Policymakers in Washington are debating reforms they claim will lower prescription drug prices. It’s important our elected leaders offer real solutions instead of partisan soundbites that mask the real harm to patients by their government-run scheme.
The House of Representatives is expected to soon vote on a bill (H.R. 3) that would let the government come between patients and the treatments and medicines they need. The legislation would adopt health care policies set by foreign countries that lead to rationed care and restricted access to prescription medicines.
This extreme bill will upend the Medicare program for more than 50 million seniors and impose a government-run drug pricing scheme on workers and families with private health care. H.R. 3 will save money for the government and insurance companies, but it will reduce the quality of care for many Americans and do almost nothing to lower patients’ out-of-pocket drug costs.
Congress will continue debating drug pricing legislation in the coming weeks. Make your voice heard today!
Email your elected officials and tell them to oppose H.R. 3. Let them know that doctors – not bureaucrats – should decide which medicines America’s patients can receive. Urge your elected leaders to reject H.R. 3 and support responsible solutions that lower what people pay out of pocket for prescription medicines and ensure all patients can get the cures and treatments they need.
iBIO is very concerned with the provisions included in H.R.3 to establish price controls as a mechanism for lowering list prices for pharmaceuticals in the US.
Specifically H.R. 3 would:
- Require the Secretary of Health and Human Services (HHS) to directly negotiate the price of 25 to 250 brand-name drugs annually that lack a generic or biosimilar competitor and have the greatest cost to Medicare and the U.S. health system. H.R. 3 would establish an upper limit for the price reached in any negotiation as no more than 120 percent of the volume-weighted average of the price of six countries (Australia, Canada, France, Germany, Japan, and the United Kingdom). This price is known as the Average International Market (AIM) price. The articulated goal of this policy is for HHS to negotiate a price that is below the AIM, called the “maximum fair price”, which would be applied to Medicare. Medicare Advantage and Part D plans could use additional tools to negotiate even lower prices.
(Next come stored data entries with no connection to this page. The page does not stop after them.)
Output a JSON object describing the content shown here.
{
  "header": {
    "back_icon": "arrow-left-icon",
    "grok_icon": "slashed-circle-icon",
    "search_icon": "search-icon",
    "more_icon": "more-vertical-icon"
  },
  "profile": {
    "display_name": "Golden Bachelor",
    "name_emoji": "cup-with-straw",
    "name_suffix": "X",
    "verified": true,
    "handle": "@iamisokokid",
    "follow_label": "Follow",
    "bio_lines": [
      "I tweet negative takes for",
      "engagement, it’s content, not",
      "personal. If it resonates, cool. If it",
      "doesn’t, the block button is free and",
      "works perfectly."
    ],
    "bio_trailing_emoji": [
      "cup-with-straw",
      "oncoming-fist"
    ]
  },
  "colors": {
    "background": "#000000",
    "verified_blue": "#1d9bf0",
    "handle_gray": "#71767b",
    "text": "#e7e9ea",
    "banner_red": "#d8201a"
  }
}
- Require a manufacturer to offer the maximum price set by HHS to the commercial market. If a manufacturer does not agree with the maximum price, they will be assessed a penalty starting at 65% of the annual gross sales and increasing 10% every quarter to a maximum of 95%. If the manufacturer agrees to the maximum price, but overcharges Medicare or fails to offer the price to other payers, they are subject to a civil monetary penalty of 10 times the difference between the price charged and the maximum price. The bill would also establish a new inflation rebate for the more than 8,000 drugs in Medicare Parts B and D, retroactive to 2016, and the drug company can either lower the price or rebate the entire amount above inflation to the Treasury.
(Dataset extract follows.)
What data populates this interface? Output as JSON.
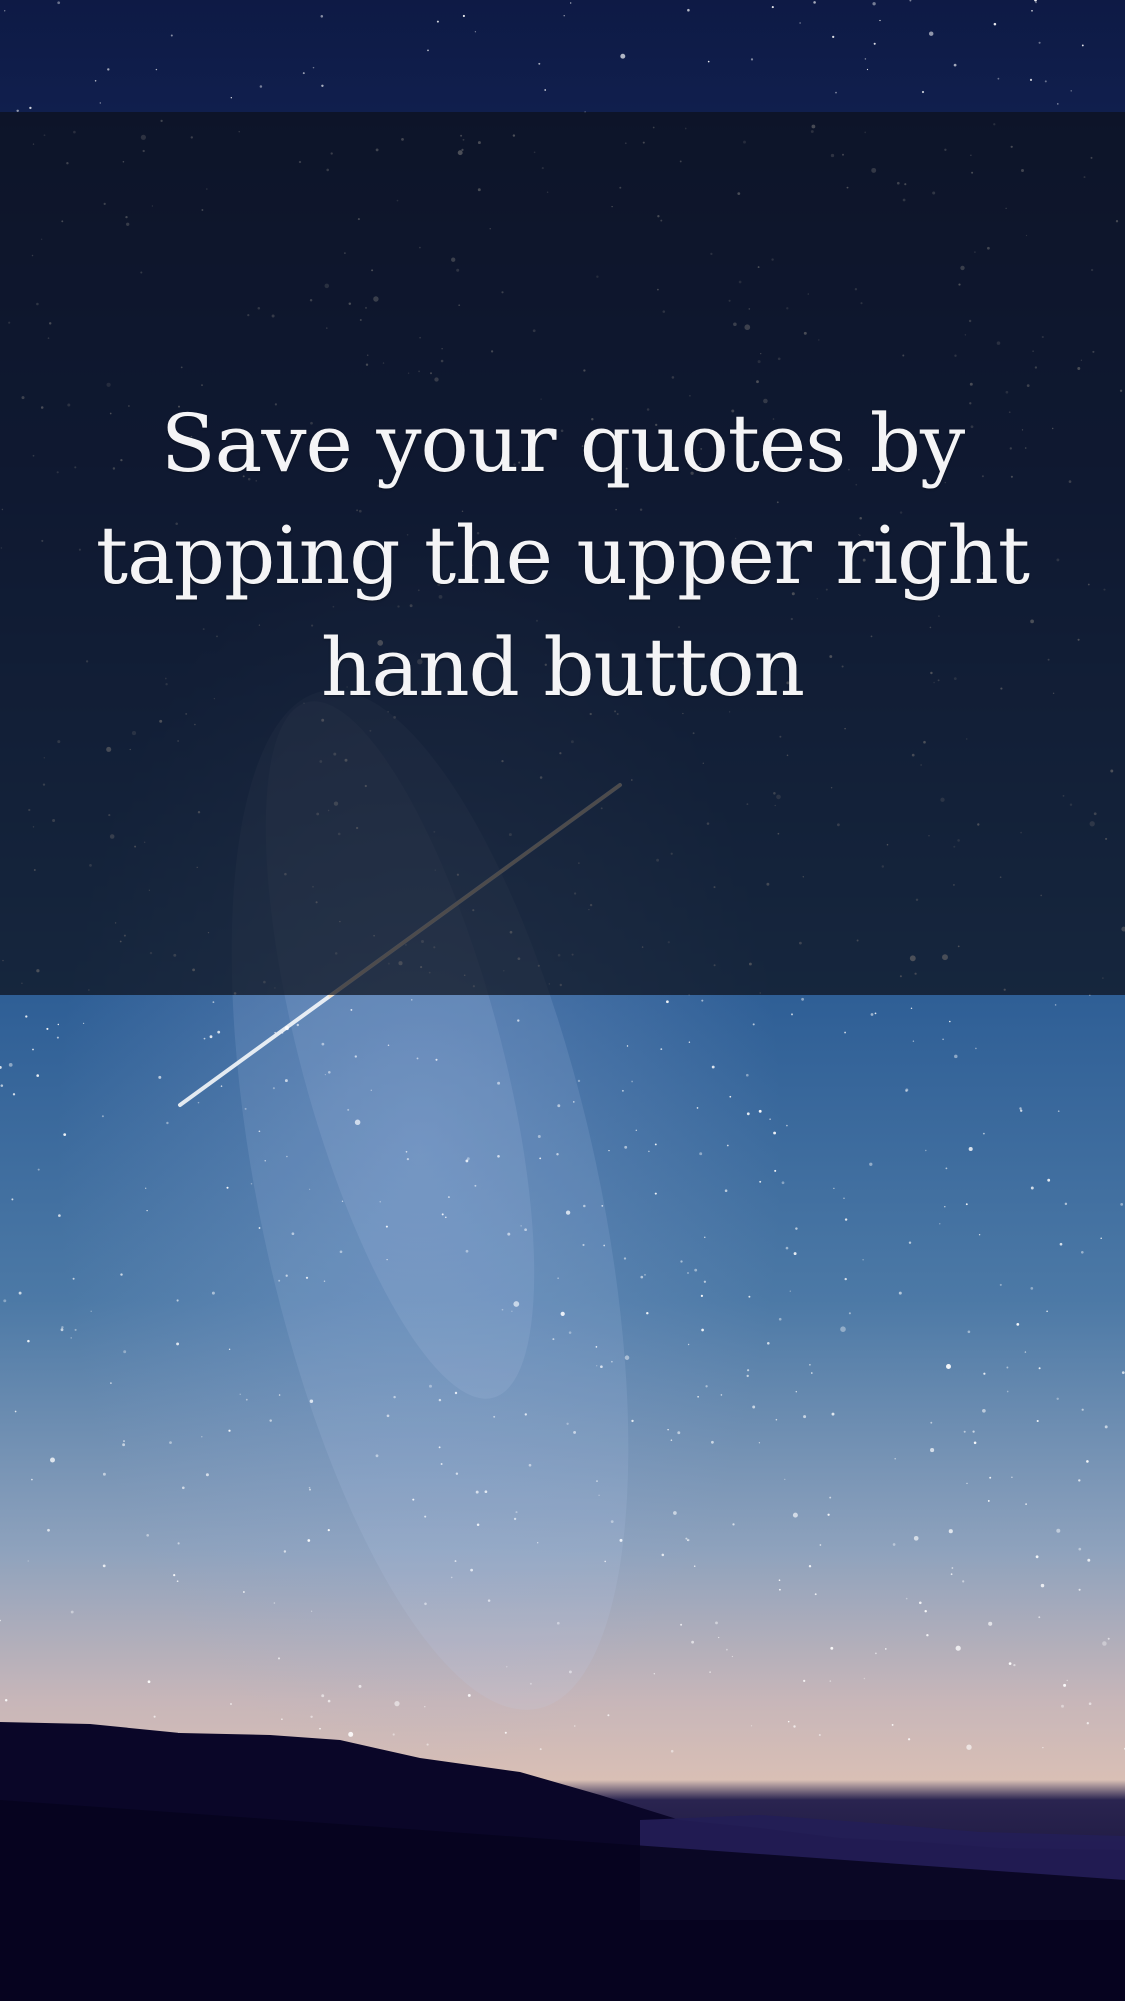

- Create a $2,000 out-of-pocket limit on Medicare Part D beneficiary prescription drug costs, beginning in 2022, and redesigns the program to have an initial coverage period and then catastrophic phase, effectively eliminating the coverage gap. However, the bill lowers the government’s exposure in the catastrophic phase from 80% to 20%, increases the insurers exposure from 20% to 50%, and increases manufacturer exposure from zero to 30%. Manufacturers would also be required to pay 10% in the initial coverage period. (Notably, this is a significant increase from the bipartisan Senate Finance Committee proposal, which would eliminate the coverage gap and have manufacturers pay 20% in the catastrophic phase.)